Purportedly "constant-time" code should not be written in C, full stop. Even if it is constant time today, on the compilers that you test, a smarter compiler will come along and defeat you. One of your users will use this compiler before you do, and they will not be aware of the risk to which you have exposed them. There are exactly three ways to achieve constant time that I am aware of: dedicated hardware, assembly, or a DSL that generates machine code plus a proof of constant-time execution.

---

Rant aside, on to the actual architecture question at hand: assuming a stupidly naive compiler, this code is constant time on the µarches with which I am familiar enough to evaluate the question, and I expect it to broadly be true for one simple reason: power. I expect that checking in a store queue or cache if a value being stored matches the value already present and conditionally short-circuiting the store or avoiding dirtying the cache line on every store consumes more energy than would be saved in the rare occasion that you get to avoid some work. However, I am not a CPU designer, and do not presume to speak on their behalf, so take this with several tablespoons of salt, and please consult one before assuming this to be true.

Answer 3

The idea behind constant-time implementation is not to actually perform everything in constant time. That will never happen on an out-of-order architecture. The requirement is that no secret information can be revealed by timing analysis. To prevent this there are basically two requirements:

a) Do not use anything secret as a stop condition for a loop, or as a predicate to a branch. Failing to do so will open you to a branch prediction attack https://eprint.iacr.org/2006/351.pdf

b) Do not use anything secret as an index to memory access. This leads to cache timing attacks http://www.daemonology.net/papers/htt.pdf

As for your code: assuming that your secret is "condition" and possibly the contents of a and b the code is perfectly constant time in the sense that its execution does not depend on the actual contents of a, b and condition.
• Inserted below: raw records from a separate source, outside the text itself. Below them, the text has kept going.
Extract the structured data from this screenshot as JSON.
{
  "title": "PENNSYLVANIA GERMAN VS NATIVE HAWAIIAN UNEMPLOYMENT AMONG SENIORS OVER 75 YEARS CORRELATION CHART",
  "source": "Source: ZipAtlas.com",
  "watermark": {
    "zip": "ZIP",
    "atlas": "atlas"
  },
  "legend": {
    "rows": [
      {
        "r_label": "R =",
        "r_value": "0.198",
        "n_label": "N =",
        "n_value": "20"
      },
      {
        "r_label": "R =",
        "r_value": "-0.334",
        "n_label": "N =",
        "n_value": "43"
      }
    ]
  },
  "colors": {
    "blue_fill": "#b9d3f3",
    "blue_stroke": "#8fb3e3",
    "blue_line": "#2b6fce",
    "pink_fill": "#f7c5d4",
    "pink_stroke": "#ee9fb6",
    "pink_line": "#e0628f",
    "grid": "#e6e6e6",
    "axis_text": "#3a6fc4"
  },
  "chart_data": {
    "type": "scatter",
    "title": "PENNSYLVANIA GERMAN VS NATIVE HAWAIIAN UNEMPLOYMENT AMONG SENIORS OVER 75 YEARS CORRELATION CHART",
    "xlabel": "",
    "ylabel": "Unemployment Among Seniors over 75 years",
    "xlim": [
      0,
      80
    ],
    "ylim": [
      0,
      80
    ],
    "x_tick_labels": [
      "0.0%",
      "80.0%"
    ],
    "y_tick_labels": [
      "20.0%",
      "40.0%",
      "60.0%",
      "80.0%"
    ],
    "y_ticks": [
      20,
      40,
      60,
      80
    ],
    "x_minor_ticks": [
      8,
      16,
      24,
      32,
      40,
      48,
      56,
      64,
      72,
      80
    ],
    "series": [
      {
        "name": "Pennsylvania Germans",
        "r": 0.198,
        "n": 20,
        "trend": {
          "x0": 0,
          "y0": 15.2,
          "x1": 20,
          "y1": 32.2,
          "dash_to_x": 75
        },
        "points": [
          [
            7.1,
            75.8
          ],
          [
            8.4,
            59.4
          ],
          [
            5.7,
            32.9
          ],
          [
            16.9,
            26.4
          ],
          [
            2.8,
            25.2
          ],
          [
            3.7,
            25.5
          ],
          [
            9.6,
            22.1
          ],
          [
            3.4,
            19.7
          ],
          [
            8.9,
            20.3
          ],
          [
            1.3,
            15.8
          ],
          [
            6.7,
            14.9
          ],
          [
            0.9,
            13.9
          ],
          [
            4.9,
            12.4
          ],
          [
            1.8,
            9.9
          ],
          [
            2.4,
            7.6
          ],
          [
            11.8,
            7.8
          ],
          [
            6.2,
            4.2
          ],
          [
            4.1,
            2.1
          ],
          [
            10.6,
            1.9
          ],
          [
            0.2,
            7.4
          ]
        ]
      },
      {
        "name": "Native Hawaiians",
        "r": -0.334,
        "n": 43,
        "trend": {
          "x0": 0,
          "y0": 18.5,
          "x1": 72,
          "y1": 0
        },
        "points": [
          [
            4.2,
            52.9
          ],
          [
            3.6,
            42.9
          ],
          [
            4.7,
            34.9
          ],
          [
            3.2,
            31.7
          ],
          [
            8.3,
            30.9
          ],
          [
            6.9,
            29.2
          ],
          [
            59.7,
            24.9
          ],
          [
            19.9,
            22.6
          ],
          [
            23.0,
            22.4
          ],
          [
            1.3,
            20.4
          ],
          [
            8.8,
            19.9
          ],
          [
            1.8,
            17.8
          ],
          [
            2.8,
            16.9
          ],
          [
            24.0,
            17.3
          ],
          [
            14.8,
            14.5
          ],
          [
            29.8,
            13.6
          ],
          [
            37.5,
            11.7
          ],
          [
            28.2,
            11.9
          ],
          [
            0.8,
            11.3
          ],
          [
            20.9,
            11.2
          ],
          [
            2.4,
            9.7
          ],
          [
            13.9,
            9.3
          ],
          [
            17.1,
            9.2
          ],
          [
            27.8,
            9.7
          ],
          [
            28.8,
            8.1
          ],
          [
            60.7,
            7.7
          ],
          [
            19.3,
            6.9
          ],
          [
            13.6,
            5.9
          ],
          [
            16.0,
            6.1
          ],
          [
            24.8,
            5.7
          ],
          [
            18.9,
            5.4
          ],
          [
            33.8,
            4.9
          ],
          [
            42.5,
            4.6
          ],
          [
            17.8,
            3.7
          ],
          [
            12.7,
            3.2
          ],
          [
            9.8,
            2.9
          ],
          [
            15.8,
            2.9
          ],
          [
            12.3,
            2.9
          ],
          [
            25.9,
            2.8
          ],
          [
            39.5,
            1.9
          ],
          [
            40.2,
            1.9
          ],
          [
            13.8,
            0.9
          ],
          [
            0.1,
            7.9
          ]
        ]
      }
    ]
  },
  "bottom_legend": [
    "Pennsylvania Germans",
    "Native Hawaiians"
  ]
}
Of course the locality of a and b in memory will affect the execution time of the loop, but not the CONTENTS which are secret. That is assuming of course condition was computed in a constant time manner. As for C optimizations: the compiler can only optimize code based on information it knows. If "condition" is truly secret the compiler should not be able to discern it contents and optimize. If it can be deducted from your code then the compiler will most likely make optimization for the 0 case.